26.06.2010 to 19.06.2011

Bode-Museum
Bode-Museum

Encouraged by textile finds dating from Late Antiquity, discovered in Arsinoe (Egypt) at the beginning of the 1880s, the African explorer, Georg Schweinfurth, also decided to conduct excavation work there in 1884. Within two short years, he had unearthed around 450 textile fragments, as well as complete items of clothing and headdress, blankets and cushions. In 1887 these items came into the possession of the Egyptian Museum in Berlin. Decades later, in 1923 and in the years 1934 to 1935 they were handed over to the Early Christian department of the then Kaiser-Friedrich-Museum, now known as the Museum of Byzantine Art.

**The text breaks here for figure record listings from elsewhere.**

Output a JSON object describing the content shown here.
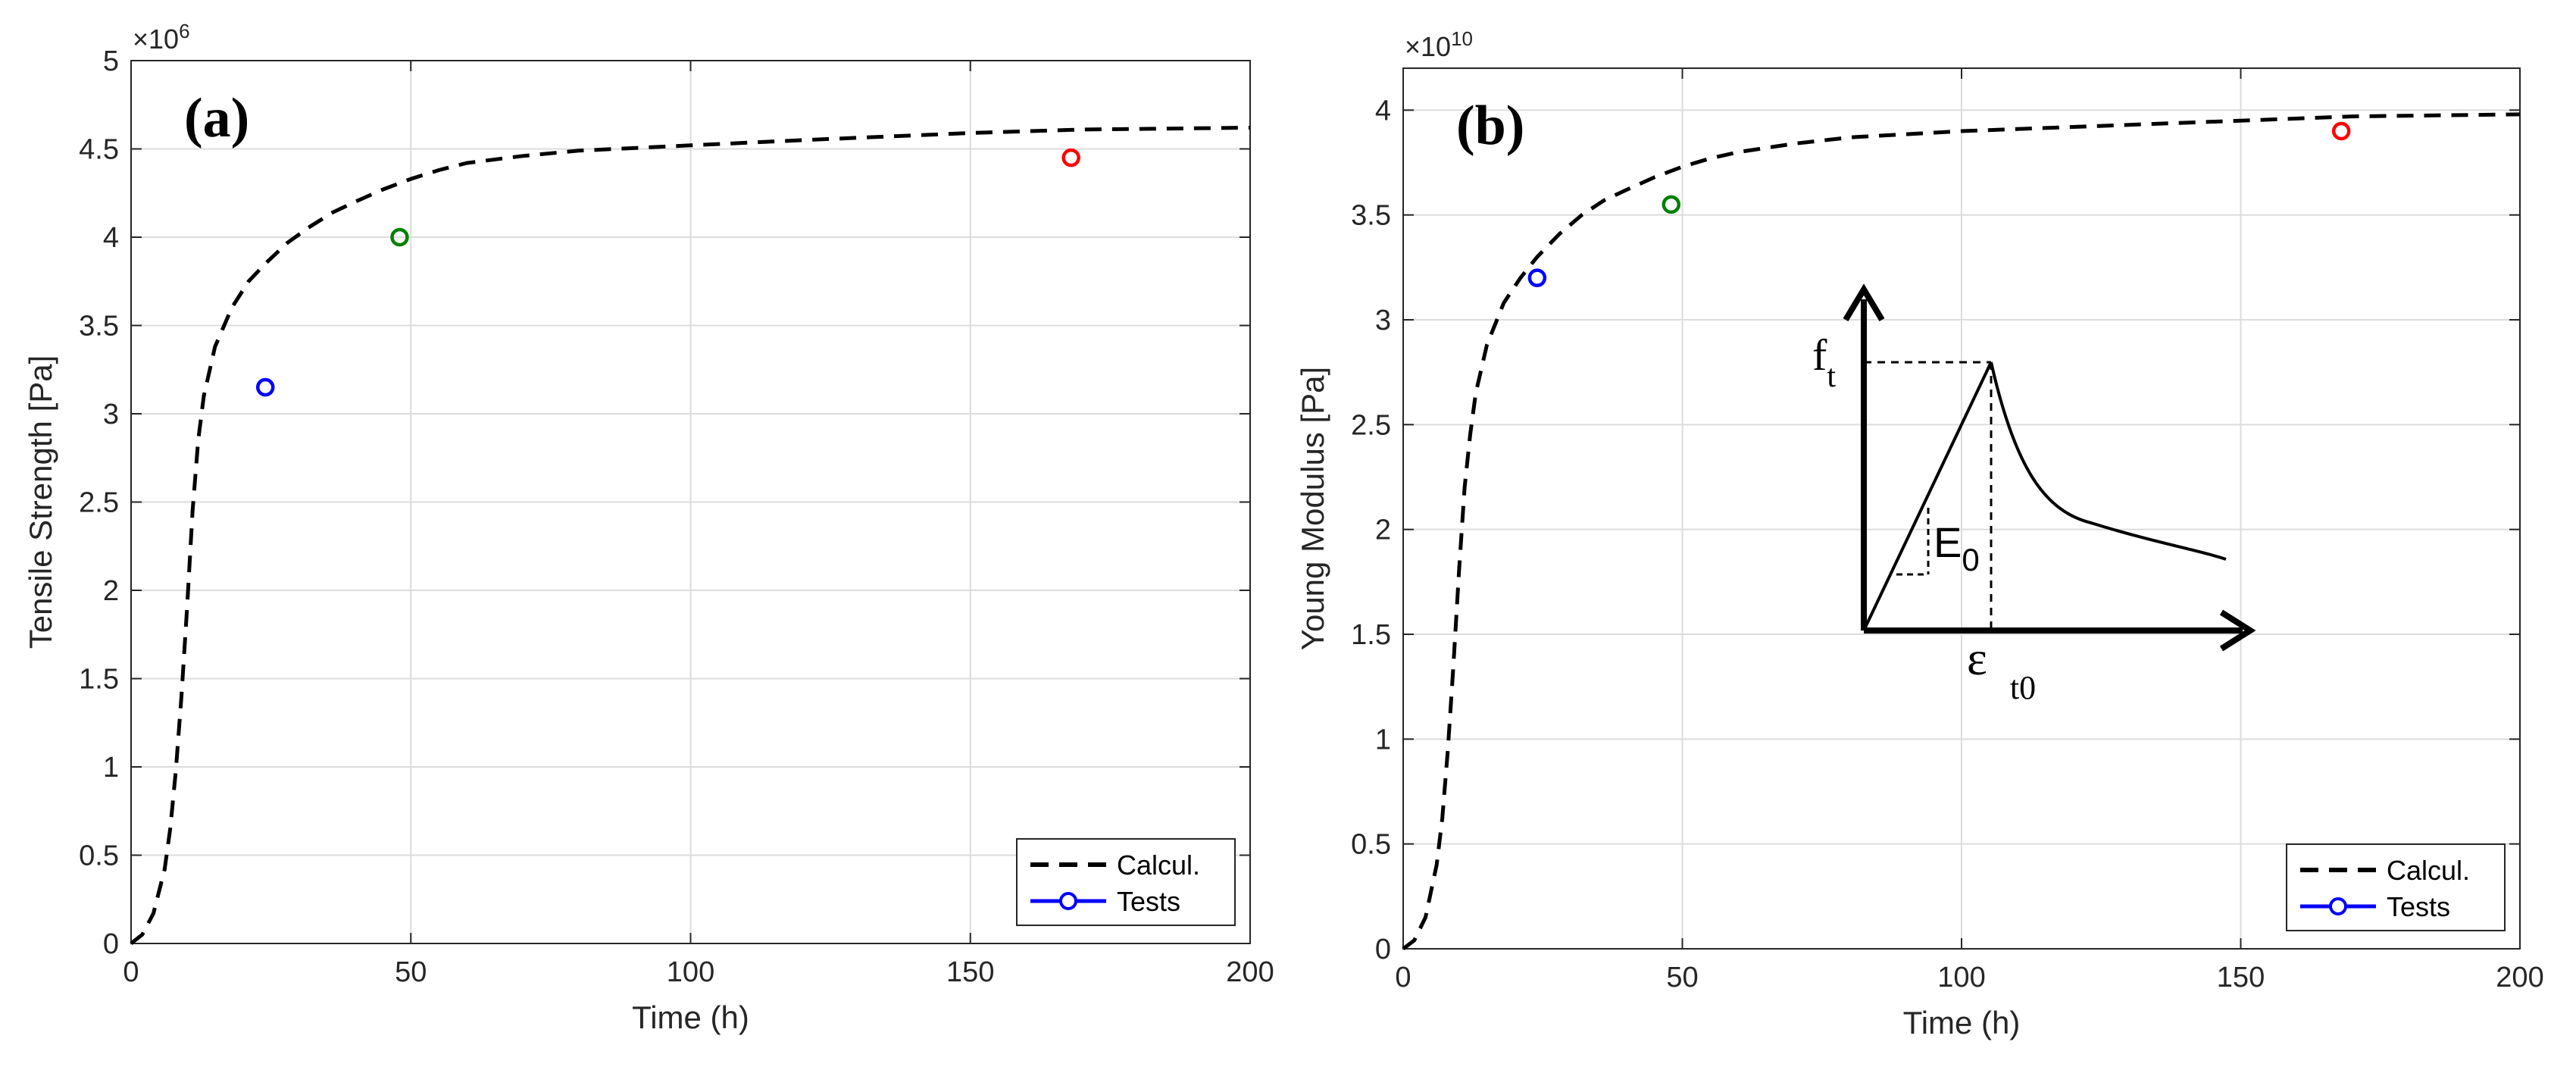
{
  "chart_data": [
    {
      "type": "line",
      "panel_label": "(a)",
      "title": "",
      "xlabel": "Time (h)",
      "ylabel": "Tensile Strength [Pa]",
      "exponent_label": "×10",
      "exponent_power": "6",
      "xlim": [
        0,
        200
      ],
      "ylim": [
        0,
        5
      ],
      "grid": true,
      "x_ticks": [
        "0",
        "50",
        "100",
        "150",
        "200"
      ],
      "y_ticks": [
        "0",
        "0.5",
        "1",
        "1.5",
        "2",
        "2.5",
        "3",
        "3.5",
        "4",
        "4.5",
        "5"
      ],
      "legend": {
        "placement": "bottom-right",
        "entries": [
          "Calcul.",
          "Tests"
        ]
      },
      "series": [
        {
          "name": "Calcul.",
          "style": "dashed",
          "color": "#000000",
          "x": [
            0,
            2,
            4,
            6,
            7,
            8,
            9,
            10,
            11,
            12,
            13,
            15,
            18,
            21,
            24,
            28,
            32,
            36,
            40,
            45,
            50,
            55,
            60,
            70,
            80,
            100,
            120,
            150,
            170,
            200
          ],
          "y": [
            0,
            0.05,
            0.17,
            0.42,
            0.65,
            0.98,
            1.4,
            1.9,
            2.45,
            2.85,
            3.1,
            3.38,
            3.6,
            3.75,
            3.85,
            3.97,
            4.06,
            4.14,
            4.2,
            4.27,
            4.33,
            4.38,
            4.42,
            4.46,
            4.49,
            4.52,
            4.55,
            4.59,
            4.61,
            4.62
          ]
        }
      ],
      "tests": {
        "name": "Tests",
        "points": [
          {
            "x": 24,
            "y": 3.15,
            "color": "#0000ff"
          },
          {
            "x": 48,
            "y": 4.0,
            "color": "#008000"
          },
          {
            "x": 168,
            "y": 4.45,
            "color": "#ff0000"
          }
        ]
      }
    },
    {
      "type": "line",
      "panel_label": "(b)",
      "title": "",
      "xlabel": "Time (h)",
      "ylabel": "Young Modulus [Pa]",
      "exponent_label": "×10",
      "exponent_power": "10",
      "xlim": [
        0,
        200
      ],
      "ylim": [
        0,
        4.2
      ],
      "grid": true,
      "x_ticks": [
        "0",
        "50",
        "100",
        "150",
        "200"
      ],
      "y_ticks": [
        "0",
        "0.5",
        "1",
        "1.5",
        "2",
        "2.5",
        "3",
        "3.5",
        "4"
      ],
      "legend": {
        "placement": "bottom-right",
        "entries": [
          "Calcul.",
          "Tests"
        ]
      },
      "series": [
        {
          "name": "Calcul.",
          "style": "dashed",
          "color": "#000000",
          "x": [
            0,
            2,
            4,
            6,
            7,
            8,
            9,
            10,
            11,
            12,
            13,
            15,
            18,
            21,
            24,
            28,
            32,
            36,
            40,
            45,
            50,
            55,
            60,
            70,
            80,
            100,
            120,
            150,
            170,
            200
          ],
          "y": [
            0,
            0.04,
            0.15,
            0.4,
            0.62,
            0.95,
            1.35,
            1.8,
            2.2,
            2.45,
            2.65,
            2.88,
            3.08,
            3.2,
            3.3,
            3.41,
            3.5,
            3.57,
            3.62,
            3.68,
            3.73,
            3.77,
            3.8,
            3.84,
            3.87,
            3.9,
            3.92,
            3.95,
            3.97,
            3.98
          ]
        }
      ],
      "tests": {
        "name": "Tests",
        "points": [
          {
            "x": 24,
            "y": 3.2,
            "color": "#0000ff"
          },
          {
            "x": 48,
            "y": 3.55,
            "color": "#008000"
          },
          {
            "x": 168,
            "y": 3.9,
            "color": "#ff0000"
          }
        ]
      },
      "inset": {
        "labels": {
          "ft_main": "f",
          "ft_sub": "t",
          "e0_main": "E",
          "e0_sub": "0",
          "eps_main": "ε",
          "eps_sub": "t0"
        }
      }
    }
  ]
}
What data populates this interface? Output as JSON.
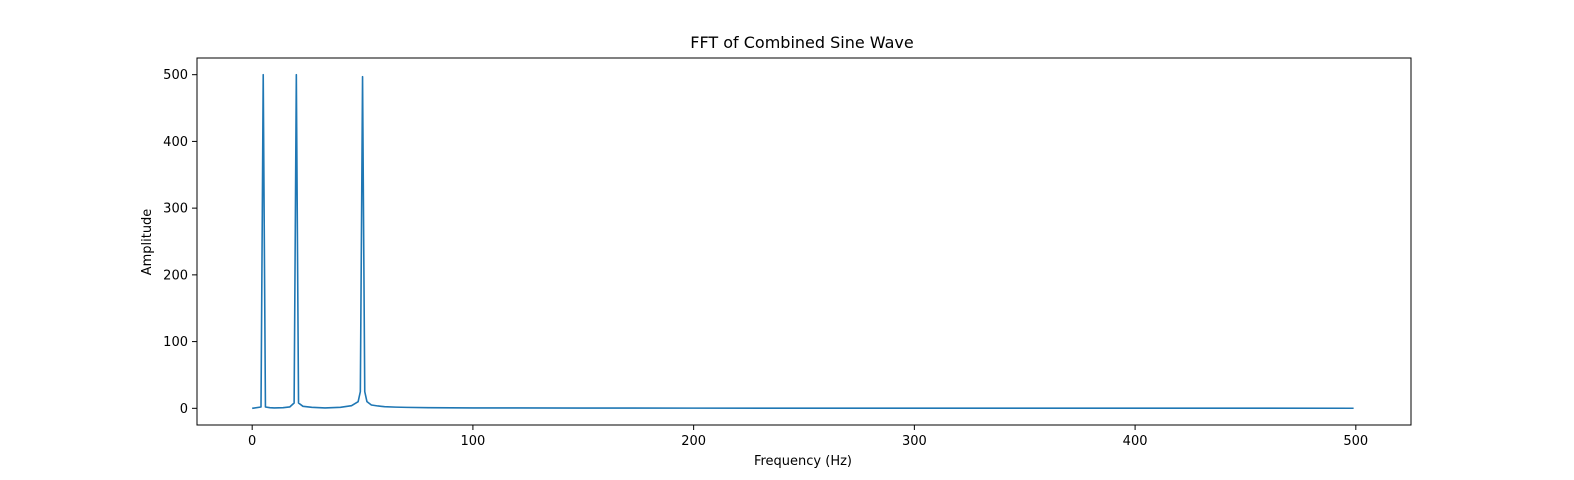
{
  "chart_data": {
    "type": "line",
    "title": "FFT of Combined Sine Wave",
    "xlabel": "Frequency (Hz)",
    "ylabel": "Amplitude",
    "xlim": [
      -25,
      525
    ],
    "ylim": [
      -25,
      525
    ],
    "xticks": [
      0,
      100,
      200,
      300,
      400,
      500
    ],
    "yticks": [
      0,
      100,
      200,
      300,
      400,
      500
    ],
    "grid": false,
    "color": "#1f77b4",
    "series": [
      {
        "x": [
          0,
          4,
          5,
          6,
          8,
          10,
          14,
          17,
          19,
          20,
          21,
          23,
          27,
          33,
          40,
          45,
          48,
          49,
          50,
          51,
          52,
          54,
          57,
          60,
          65,
          70,
          80,
          90,
          100,
          120,
          150,
          200,
          250,
          300,
          350,
          400,
          450,
          499
        ],
        "y": [
          0,
          2,
          500,
          2,
          1,
          0.5,
          1,
          2,
          8,
          500,
          8,
          3,
          1.5,
          0.5,
          1.5,
          4,
          10,
          25,
          497,
          25,
          10,
          5,
          3.5,
          2.5,
          1.8,
          1.4,
          1,
          0.8,
          0.6,
          0.5,
          0.4,
          0.3,
          0.25,
          0.2,
          0.2,
          0.15,
          0.15,
          0.1
        ]
      }
    ]
  }
}
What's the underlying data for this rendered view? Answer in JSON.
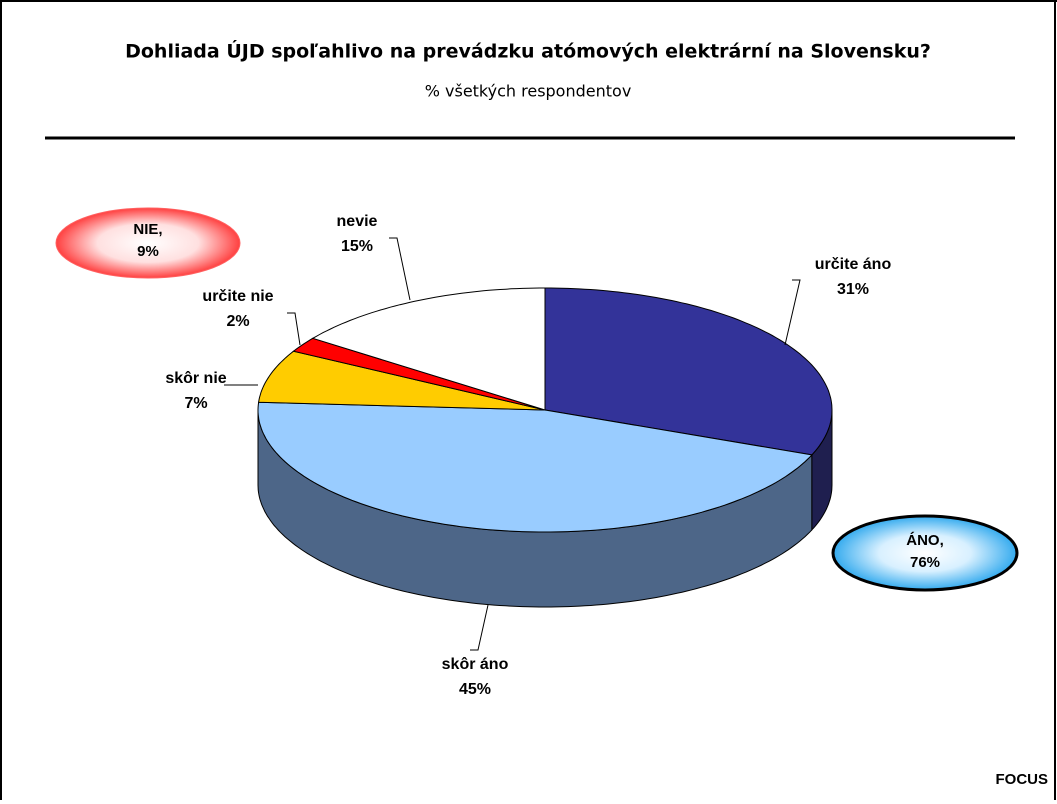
{
  "chart_data": {
    "type": "pie3d",
    "title": "Dohliada ÚJD spoľahlivo na prevádzku atómových elektrární na Slovensku?",
    "subtitle": "% všetkých respondentov",
    "categories": [
      "určite áno",
      "skôr áno",
      "skôr nie",
      "určite nie",
      "nevie"
    ],
    "values": [
      31,
      45,
      7,
      2,
      15
    ],
    "value_labels": [
      "31%",
      "45%",
      "7%",
      "2%",
      "15%"
    ],
    "colors": [
      "#333399",
      "#99ccff",
      "#ffcc00",
      "#ff0000",
      "#ffffff"
    ],
    "side_colors": [
      "#1f1f4f",
      "#4d6688",
      "#8a6e00",
      "#8a0000",
      "#999999"
    ],
    "annotations": [
      [
        "NIE,",
        "9%"
      ],
      [
        "ÁNO,",
        "76%"
      ]
    ],
    "source": "FOCUS"
  }
}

While it was customary for other excavators of textiles at the time to cut out the ornamental features and discard the rest, thus destroying the objects' cultural-historical context, Georg Schweinfurth preserved the items of clothing and used fabrics in their complete state as best he could, or saved significant parts of them.
Using several of his Ancient Egyptian finds from the Egyptian Museum as well as manuscripts, drawings and printed books from the Berlin State Library, the exhibition traces the explorer's biography and examines the full range of his diverse researches. In all, around 30 archaeological textiles are on display, spanning the entire spectrum of clothing and used fabrics from Late Antiquity.